This evening, under sodden, slate grey skies, Levenshulme is strangely festive. The car park of the Al-Waalis Restaurant and Banqueting House (formerly the Palace Nightclub) is awash with colourful Sari-clad wedding guests, swaying under hastily hoisted umbrellas to the beat of the ceremonial Asian drums that I think are called Dholls. Just yards away, but separated by an unbridgeable cultural divide, the usual half-dozen regulars of Hennigans Sports bar eye the scene through Embassy Regal fumes and with borderline-beligerent indifference.
Back in my street, a pair of young Chinese revellers have balanced a timer-enabled digital camera against the roof of a parked Nissan Micra, and are attempting, amid much wobbly-legged hilarity, to photograph themselves arm in arm, champagne flute glasses aloft in their free hands. They don't seem to care about the torrential rain, which is surely going to play havoc with their unseasonal golf-style knitwear and is splashing their pink champagne across the cobbles.
Back in the house- an unusual, disconcerting sensation that I struggle to recognise for a moment before realising it is...silence. Charlotte and Frankie- exhausted by the end of term, which seems to have been going on for several weeks now but is still not quite upon us- have taken to their beds. I have the house to myself and, as is customary when this rare circumstance arises, am overcome by the boundless possibilities afforded by domestic serenity- read a book? Watch a DVD? Squander away the evening blasting away little coloured squares on the tiny but horribly-compulsive free video game that came with my posh new mobile phone and which has been nearly causing me to miss tram stops and end up where we will all end up if we are not careful, in Eccles?

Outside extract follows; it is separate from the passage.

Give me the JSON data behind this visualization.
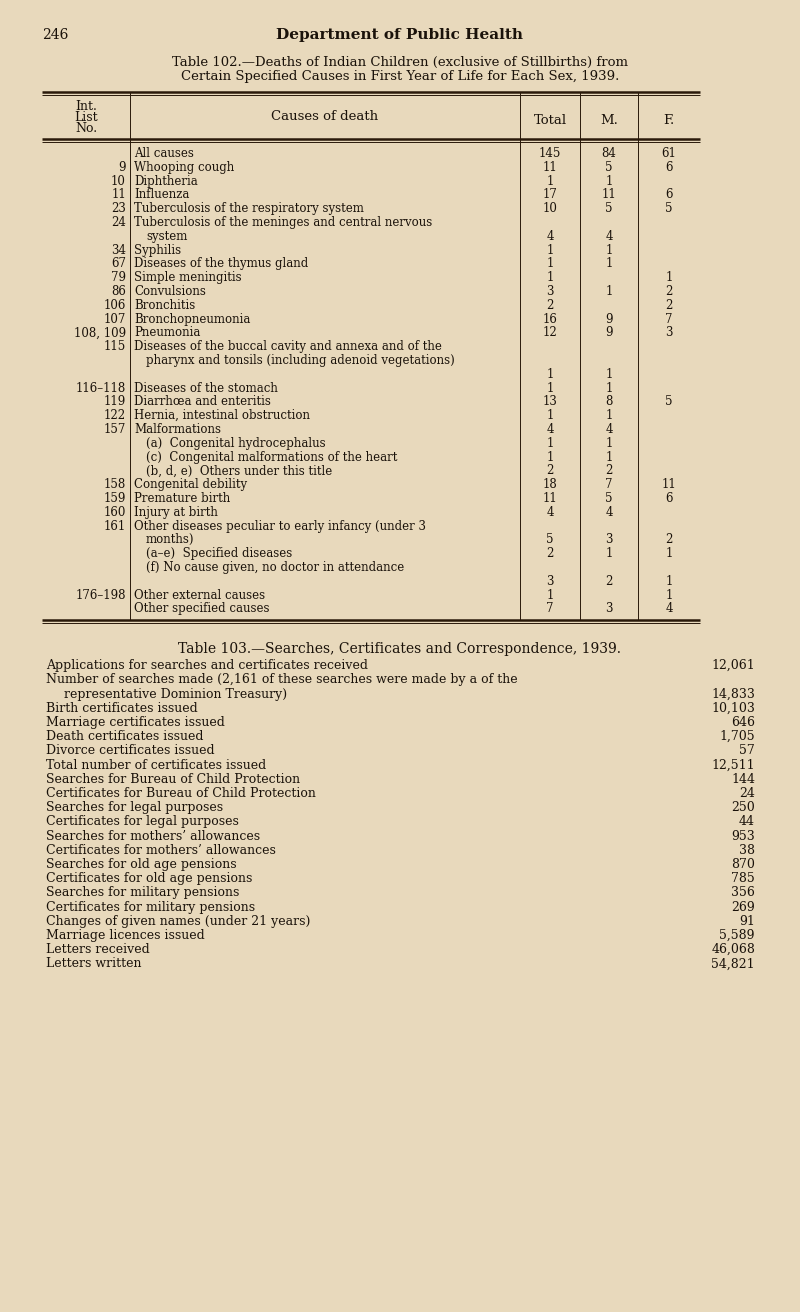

After perhaps 20 minutes of rabbit-in-a-headlight hesitation, I settle down with a plate of reheated soya meat spaghetti bolognese, and watch a sprightly BBC4 documentary about the Documentary Movement in pre-war Britain. And I'm glad I do, because otherwise I would have never found out that Benjamin Brittain and WH Auden together wrote the soundtrack for 'Night Train', (the classic grainy black and white movie which followed the GPO overnight mail express from Glasgow to London, you will recall the action shots of leather satchels bulging with province-bound loveletters being snatched from the grasp of the traincarriage at 80mph by ingenious, metal-limbed, awkward-elbowed, mechanical, lineside contraptions), or that the war against Hitler was essentially won by a half-dozen jovial-looking pipe-smoking chaps in checked blazers and cardigans who survived the Blitz by holing themselves up in tiny Soho studios, feeding themselves with spam and powdered eggs and rattling out hyper-real homages to the Stiff Upper Lip of the Common Englishman , featuring firm-jawed postmen in smoky locker rooms reciting scripted lines such as 'Here- which of you blighters have had my boots? Come on now, own up, play the game!'
And now.. now the only sound outside is the occasional night train (clattering down the very same Glasgow-London line that Benjamin Brittain and his pipe-smoking pals made famous), and the silhouette of the Inspire Community Centre (formerly All Saints Church) is just visible against the darkening Stockport Road skyline. Which means that it is very nearly my bedtime, so I'm off, either to watch Newsnight, or smash to virtual smithereens tiny coloured virtual squares, or read an erudite but breezily-written account of the history of the Basque People, or finish off the last of the reheated soya spaghetti bolognese, or daydream about night trains and pipesmoking poet-documentarists and awkward-elbowed mechanical contraptions of bygone eras, or possibly all five at once. Good night.